I've read a number of his articles and, in all fairness, I thought they were good. But you have to still shake your head a bit that someone like Cline uses the argumentation style he does. I'm far more taken aback by his response to criticism and his debate points, than I am with him taking Obama so badly out of context.

PhillyChief said...

To take a stab at defending him, I'll say his behavior is one that has been forged in the crucible of dealing with asshats of the number and kind that far exceed the ones we've experienced like Rhology. I've seen this from several prominent atheist sites and organizations. It's frustration. Does that excuse it? Hell no.

Haven't read everything he is written and therefore (apparently) don't know what I'm talking about in this post of his.

Now THIS is ironic for several reasons. First, that's the classic religious argument. You don't accept my belief? Oh, well you simply haven't tried it enough. Here, read this and this and this and do this, etc. Second, doing this while accusing you of using tactics of the religious. Third, that he clearly failed to read everything Obama has said so, following his logic, he then doesn't know what he was talking about when writing that article. Nice.

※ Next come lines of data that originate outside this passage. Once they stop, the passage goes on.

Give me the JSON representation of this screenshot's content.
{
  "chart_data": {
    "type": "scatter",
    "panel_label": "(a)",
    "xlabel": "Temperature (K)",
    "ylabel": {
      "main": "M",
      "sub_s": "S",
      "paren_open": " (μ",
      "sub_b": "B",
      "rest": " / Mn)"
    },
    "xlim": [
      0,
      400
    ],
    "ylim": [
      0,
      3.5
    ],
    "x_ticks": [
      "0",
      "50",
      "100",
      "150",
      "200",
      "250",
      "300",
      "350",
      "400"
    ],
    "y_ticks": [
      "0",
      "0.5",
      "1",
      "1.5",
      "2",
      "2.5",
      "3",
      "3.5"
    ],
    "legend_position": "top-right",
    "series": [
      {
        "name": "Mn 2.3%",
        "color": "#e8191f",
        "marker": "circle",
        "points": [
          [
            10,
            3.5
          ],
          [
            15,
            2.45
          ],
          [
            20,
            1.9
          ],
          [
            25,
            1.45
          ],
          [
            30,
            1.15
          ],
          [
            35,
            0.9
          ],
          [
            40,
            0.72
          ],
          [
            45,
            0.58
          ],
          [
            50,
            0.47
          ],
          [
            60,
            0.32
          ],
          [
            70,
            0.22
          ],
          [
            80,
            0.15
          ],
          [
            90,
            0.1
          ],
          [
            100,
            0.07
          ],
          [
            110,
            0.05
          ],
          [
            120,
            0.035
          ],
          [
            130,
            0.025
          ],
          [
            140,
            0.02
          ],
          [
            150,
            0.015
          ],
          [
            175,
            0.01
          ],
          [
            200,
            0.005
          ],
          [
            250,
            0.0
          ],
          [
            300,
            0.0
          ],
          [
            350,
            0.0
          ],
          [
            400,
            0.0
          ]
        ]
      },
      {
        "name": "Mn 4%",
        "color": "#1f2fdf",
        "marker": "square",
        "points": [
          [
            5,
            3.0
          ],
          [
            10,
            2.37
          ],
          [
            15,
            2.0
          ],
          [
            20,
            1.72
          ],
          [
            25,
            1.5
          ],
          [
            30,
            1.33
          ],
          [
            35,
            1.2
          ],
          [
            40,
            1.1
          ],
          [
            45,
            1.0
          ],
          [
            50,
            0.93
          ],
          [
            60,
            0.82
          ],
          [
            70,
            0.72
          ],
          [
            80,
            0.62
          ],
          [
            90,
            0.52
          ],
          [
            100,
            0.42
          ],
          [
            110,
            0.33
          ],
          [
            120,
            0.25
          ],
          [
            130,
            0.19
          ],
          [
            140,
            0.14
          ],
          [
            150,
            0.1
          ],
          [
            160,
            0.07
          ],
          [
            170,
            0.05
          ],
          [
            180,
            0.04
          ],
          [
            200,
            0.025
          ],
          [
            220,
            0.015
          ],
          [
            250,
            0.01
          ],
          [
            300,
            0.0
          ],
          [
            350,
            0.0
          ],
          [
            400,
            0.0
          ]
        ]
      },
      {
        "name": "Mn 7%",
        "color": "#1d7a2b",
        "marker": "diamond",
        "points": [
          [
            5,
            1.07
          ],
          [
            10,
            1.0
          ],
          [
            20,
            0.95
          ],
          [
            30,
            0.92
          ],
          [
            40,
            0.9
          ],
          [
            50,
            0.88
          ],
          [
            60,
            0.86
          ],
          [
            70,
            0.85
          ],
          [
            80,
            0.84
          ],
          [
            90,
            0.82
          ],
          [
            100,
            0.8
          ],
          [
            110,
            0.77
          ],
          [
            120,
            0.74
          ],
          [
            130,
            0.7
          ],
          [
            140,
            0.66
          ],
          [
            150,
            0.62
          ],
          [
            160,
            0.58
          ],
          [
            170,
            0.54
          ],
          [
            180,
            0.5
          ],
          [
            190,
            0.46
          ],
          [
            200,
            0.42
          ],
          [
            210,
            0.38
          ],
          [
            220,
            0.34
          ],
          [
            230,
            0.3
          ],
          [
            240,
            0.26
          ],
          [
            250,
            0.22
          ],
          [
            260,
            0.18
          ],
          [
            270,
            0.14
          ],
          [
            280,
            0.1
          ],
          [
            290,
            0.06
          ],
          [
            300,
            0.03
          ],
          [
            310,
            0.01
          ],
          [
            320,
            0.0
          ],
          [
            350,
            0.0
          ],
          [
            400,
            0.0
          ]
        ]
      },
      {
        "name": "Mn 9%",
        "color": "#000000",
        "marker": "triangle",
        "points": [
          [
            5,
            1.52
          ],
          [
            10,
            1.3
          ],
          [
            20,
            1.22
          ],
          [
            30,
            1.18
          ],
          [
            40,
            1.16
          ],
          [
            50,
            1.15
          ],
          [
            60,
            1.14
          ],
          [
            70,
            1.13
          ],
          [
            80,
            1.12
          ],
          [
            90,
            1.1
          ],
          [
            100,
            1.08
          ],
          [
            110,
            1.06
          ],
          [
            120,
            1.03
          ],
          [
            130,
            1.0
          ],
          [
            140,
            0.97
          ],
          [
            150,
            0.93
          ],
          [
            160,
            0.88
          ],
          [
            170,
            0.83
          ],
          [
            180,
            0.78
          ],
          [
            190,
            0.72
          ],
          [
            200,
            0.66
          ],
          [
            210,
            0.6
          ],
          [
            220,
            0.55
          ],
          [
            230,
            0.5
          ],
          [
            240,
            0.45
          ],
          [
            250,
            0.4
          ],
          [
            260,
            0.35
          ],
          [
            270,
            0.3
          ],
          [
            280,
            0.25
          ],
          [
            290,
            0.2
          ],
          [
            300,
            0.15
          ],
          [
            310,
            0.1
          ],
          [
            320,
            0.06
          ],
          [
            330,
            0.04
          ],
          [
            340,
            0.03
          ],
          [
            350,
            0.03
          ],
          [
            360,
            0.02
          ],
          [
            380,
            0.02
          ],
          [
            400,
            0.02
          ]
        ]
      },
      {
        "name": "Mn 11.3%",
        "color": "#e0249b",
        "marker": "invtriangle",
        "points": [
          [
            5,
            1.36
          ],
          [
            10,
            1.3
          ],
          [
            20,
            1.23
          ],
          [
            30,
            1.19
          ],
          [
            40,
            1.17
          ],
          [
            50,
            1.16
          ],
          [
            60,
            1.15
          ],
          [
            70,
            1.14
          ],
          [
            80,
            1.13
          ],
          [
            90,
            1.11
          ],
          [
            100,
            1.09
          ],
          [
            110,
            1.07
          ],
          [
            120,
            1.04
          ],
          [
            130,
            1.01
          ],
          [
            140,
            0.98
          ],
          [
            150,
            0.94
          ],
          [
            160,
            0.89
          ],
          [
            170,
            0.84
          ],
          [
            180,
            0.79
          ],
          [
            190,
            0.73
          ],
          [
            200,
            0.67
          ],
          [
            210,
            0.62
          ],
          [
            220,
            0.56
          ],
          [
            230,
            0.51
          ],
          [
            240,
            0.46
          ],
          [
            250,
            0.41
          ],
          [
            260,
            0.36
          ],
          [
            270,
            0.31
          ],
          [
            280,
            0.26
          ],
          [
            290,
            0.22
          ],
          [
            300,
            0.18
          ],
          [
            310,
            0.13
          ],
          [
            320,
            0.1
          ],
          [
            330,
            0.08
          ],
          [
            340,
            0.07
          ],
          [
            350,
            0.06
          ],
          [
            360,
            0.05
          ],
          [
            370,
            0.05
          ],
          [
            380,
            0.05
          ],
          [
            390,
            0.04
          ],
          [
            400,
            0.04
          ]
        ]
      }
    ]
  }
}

Once again to his defense, I'd say that he's not even willing to put the comment "We need Christians on Capitol Hill" in context because he can't fathom a context for it being palatable. I'd feel more comfortable with his response if he just said that though. This bully and bluster attitude, I feel, has grown out of dealing with christians online, since that's largely their behavior and maybe the only behavior they know how to respond to. I don't know if after more exposure I'll become like that, but I hope not. I much rather remain calm and instead of yelling, "you're an asshat" instead say something like, "well clearly you're mistaken and here's a thorough breakdown of the failure of your argument.... and therefore sir, your argument and behavior is indicative of an asshat". :)

John Evo said...

I further fairness to Austin, he didn't call me an asshat or any ad hominem. On the other hand, he did accuse me of using ad hominem attacks while referring to statements like "you are not applying reason". I tried to explain to him that this is not "ad hominem", but he was unrelenting.

Here's what I think (and I freely admit this is merely a little psychological speculation)... He didn't like my "tone". He regards himself as somewhat of an expert on atheism (and probably the use of reason). Not only did I correct him on something, but didn't do it in a particularly friendly way that you might hope from a comrade. As you point out, he's used to getting crap from theists, and here I am giving him crap. From that point on, there was no room for agreement on anything.

PhillyChief said...

I don't care for people who require their medicine candy coated, or who refuse to acknowledge they need medicine, or who require you to blow smoke up their ass when you address them.

John Evo said...

Thanks for agreeing with me Philly. You may continue to comment here.